A PROJECT in which mental health workers go out on the beat with police is helping take pressure off Oxfordshire’s hospitals, a health director has said.

Dr Rob Bale, clinical director of Oxford Health NHS Foundation Trust, said it was one of the benefits of the Oxfordshire Street Triage Pilot.

Yesterday, the Oxford Mail reported that the pilot had reduced the number of people with mental health issues being sent to custody when no NHS facilities were available from 85 in January-October 2013, to 25 in the same period this year. Those sent to an NHS “place of safety” also fell from 294 to 220 in the same periods under the scheme, which sees two mental health professionals go out with police from 6pm to 2am each day.

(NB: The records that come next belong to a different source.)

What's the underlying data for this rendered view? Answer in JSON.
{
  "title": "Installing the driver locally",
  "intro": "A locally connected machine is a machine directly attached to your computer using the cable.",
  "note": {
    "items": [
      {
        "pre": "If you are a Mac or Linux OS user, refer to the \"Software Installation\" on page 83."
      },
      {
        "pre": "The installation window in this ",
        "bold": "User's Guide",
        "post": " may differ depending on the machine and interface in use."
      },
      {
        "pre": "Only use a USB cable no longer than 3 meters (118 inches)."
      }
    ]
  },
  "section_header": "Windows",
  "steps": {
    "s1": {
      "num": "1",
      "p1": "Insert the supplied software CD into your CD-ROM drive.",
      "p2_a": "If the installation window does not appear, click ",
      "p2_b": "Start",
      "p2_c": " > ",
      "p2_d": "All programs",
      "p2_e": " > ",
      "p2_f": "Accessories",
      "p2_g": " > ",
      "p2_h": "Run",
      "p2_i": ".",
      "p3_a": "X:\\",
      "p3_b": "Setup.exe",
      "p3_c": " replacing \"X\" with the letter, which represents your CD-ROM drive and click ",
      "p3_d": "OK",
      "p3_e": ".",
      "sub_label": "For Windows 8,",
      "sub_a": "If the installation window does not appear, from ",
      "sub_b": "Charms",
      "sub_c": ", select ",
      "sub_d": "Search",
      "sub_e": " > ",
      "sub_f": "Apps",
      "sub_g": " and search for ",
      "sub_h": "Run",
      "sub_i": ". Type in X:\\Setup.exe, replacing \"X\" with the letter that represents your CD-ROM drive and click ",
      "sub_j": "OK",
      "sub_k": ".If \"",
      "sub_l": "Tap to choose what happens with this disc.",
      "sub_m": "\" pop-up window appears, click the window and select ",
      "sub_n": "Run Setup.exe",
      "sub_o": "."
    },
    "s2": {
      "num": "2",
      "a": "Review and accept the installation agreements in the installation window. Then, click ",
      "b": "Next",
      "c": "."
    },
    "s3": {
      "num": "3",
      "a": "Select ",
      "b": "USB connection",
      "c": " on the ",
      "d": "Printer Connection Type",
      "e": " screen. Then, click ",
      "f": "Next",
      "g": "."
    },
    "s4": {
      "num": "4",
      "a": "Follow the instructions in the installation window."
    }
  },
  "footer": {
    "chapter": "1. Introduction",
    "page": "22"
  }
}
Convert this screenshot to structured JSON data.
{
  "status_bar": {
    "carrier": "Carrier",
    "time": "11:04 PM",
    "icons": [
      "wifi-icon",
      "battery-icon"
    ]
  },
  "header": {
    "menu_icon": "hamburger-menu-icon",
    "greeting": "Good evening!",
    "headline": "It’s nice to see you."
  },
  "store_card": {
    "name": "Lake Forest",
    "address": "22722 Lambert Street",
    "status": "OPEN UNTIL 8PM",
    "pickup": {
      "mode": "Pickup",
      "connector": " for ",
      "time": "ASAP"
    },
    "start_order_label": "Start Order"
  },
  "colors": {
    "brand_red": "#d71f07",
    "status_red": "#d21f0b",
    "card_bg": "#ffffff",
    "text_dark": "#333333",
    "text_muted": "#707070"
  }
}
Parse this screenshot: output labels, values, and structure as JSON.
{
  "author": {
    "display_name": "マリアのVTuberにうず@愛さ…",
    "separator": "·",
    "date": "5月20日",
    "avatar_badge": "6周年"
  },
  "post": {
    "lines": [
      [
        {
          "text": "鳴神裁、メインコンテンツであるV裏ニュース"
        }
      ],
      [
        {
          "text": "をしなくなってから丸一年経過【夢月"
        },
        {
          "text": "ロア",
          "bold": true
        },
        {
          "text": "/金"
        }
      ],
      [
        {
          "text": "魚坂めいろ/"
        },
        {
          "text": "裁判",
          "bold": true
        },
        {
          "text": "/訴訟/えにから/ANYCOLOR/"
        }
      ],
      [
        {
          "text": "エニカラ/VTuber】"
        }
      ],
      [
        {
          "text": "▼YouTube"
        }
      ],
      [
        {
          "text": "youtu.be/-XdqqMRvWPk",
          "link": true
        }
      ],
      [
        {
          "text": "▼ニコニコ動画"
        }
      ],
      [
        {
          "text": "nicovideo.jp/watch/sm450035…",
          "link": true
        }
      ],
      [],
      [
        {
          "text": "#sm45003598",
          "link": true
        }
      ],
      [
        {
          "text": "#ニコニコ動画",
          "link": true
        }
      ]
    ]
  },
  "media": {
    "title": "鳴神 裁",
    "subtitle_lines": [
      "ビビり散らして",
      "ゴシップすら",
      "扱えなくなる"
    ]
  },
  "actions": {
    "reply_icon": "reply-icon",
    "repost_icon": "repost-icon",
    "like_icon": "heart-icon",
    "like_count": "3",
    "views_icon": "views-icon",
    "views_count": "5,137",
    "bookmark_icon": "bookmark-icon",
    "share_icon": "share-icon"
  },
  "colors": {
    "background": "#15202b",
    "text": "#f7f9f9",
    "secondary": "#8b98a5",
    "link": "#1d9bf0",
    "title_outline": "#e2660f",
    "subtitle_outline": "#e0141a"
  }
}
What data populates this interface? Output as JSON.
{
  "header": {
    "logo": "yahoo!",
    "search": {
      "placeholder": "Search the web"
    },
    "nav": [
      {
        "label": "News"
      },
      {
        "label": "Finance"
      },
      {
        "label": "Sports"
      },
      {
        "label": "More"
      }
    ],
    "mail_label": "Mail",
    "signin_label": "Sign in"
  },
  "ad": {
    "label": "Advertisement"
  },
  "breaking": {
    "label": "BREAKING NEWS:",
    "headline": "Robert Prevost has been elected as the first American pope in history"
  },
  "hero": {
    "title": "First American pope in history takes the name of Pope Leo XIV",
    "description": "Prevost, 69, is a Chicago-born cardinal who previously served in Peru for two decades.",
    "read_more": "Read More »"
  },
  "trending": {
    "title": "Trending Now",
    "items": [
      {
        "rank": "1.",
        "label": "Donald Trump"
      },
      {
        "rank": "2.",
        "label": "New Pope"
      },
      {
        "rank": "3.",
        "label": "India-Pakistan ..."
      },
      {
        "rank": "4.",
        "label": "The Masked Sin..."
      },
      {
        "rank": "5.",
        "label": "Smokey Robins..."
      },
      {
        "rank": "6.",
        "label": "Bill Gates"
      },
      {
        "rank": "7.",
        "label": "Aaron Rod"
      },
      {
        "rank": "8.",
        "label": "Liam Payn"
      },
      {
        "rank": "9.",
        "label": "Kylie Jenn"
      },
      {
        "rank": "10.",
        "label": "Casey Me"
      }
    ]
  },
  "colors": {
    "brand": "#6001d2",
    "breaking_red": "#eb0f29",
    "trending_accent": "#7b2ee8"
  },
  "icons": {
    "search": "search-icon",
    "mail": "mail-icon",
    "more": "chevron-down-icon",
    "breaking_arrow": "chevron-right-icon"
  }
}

Dr Bale said: “Coming into hospital can be the most appropriate course of action, but for other people being supported in their own home and given the right interventions at home is a better intervention.

“We have a low number of beds, so we need to maintain those effectively.”

The project was set up with £200,000 from the Department of Health. Oxfordshire Clinical Commissioning Group is set to fund it next year.

Oxford deputy local policing area commander Ch Insp Yvette Hitch said the scheme had “revolutionised” the police approach, adding: “It has allowed for greater knowledge and understanding.”

Devon and Cornwall Assistant Chief Constable Paul Netherton last week tweeted about the “unacceptable” placing of a 16-year-old girl with mental health problems in a police cell because of lack of beds.